“And so I ask myself: 'Where are your dreams?' And I shake my head and mutter: 'How the years go by!' And I ask myself again: 'What have you done with those years? Where have you buried your best moments? Have you really lived?" Fyodor Dostoyevsky, White Nights

quinta-feira, 19 de março de 2015

11 Great Italian Films Recommended by Martin Scorsese

Some years ago, young filmmaker Colin Levy had the enviable opportunity to meet Martin Scorsese. The meeting itself isn’t as important (at least not to cinephiles) as what happened afterwards. Three weeks after the meeting, Scorsese had a list sent to Levy. On the list were 39 foreign films that Scorsese thought every young filmmaker should watch and learn from. Unsurprisingly, Germany, France, Japan and Italy are the most represented nations on the list.
Given Scorsese’s Italian heritage, it is interesting to focus on the Italian movies on the list. Scorsese has talked at length about the profound impact of Italian cinema on his art. The four-hour documentary, My Voyage In Italy, is well worth anyone’s time: a tour of Italian cinematic history given by a modern-day master.
He begins his journey with a personal account of watching Italian films on television with his family. Strange to think, but TV often showed Italian films back then, for the large community of Italian immigrants. For Scorsese’s parents it was a way of remembering and keeping in touch with their homeland.
Films such as Rossellini’s Rome Open City and Paisa had a profound effect on both Scorsese and his family, as they depicted an Italy undergoing the trauma of war. Indeed, many of the Italian films on Scorsese’s list depict an Italy coming to terms with historical trauma or uncertainty.
This in turn makes this list ideal for young filmmakers who feel incapable of either finding their voice or having it heard in the increasingly changeable world of cinema. Many of these movies represented bold steps in new directions, and their creators often faced hardship or censure as a result.

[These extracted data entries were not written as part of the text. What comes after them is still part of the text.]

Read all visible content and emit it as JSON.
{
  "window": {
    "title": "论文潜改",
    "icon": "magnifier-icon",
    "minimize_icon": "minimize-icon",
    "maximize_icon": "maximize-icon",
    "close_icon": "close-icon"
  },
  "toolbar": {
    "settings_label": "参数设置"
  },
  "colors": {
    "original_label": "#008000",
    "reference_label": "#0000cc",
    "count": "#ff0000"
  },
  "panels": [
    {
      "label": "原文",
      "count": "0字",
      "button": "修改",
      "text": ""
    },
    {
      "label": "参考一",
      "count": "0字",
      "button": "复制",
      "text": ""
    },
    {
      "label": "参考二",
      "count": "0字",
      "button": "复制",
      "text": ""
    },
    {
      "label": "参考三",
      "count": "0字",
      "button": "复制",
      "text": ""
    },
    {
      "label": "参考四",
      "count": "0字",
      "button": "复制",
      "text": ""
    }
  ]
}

1. Rome, Open City (Roberto Rossellini, 1945)
anna-magnani-Rome-Open-City
Rome, Open City is regarded as the founding film of Italian Neorealism. Rossellini wanted above all to bring a new documentary realism to cinema. This was realised more through the conditions of filming than some intellectual dogma. Natural lighting, non-professional actors, scene durations determined by the amount and type of celluloid available, no studio sets,: all these things brought a radical spontaneity to the film, and to the neorealist films that followed.
Rome, Open City was filmed on location just two months after the Nazis had been driven out of Rome. The visible devastation seen in all the exterior scenes is real, adding to the distinct documentary feel of the film.
In fact, it had originally been planned as a documentary about a Catholic priest who had been executed for helping the partisans. But when an additional project about the children who fought against the occupiers was suggested, Rossellini and his co-writer – Federico Fellini – decided to make one film combining the two stories.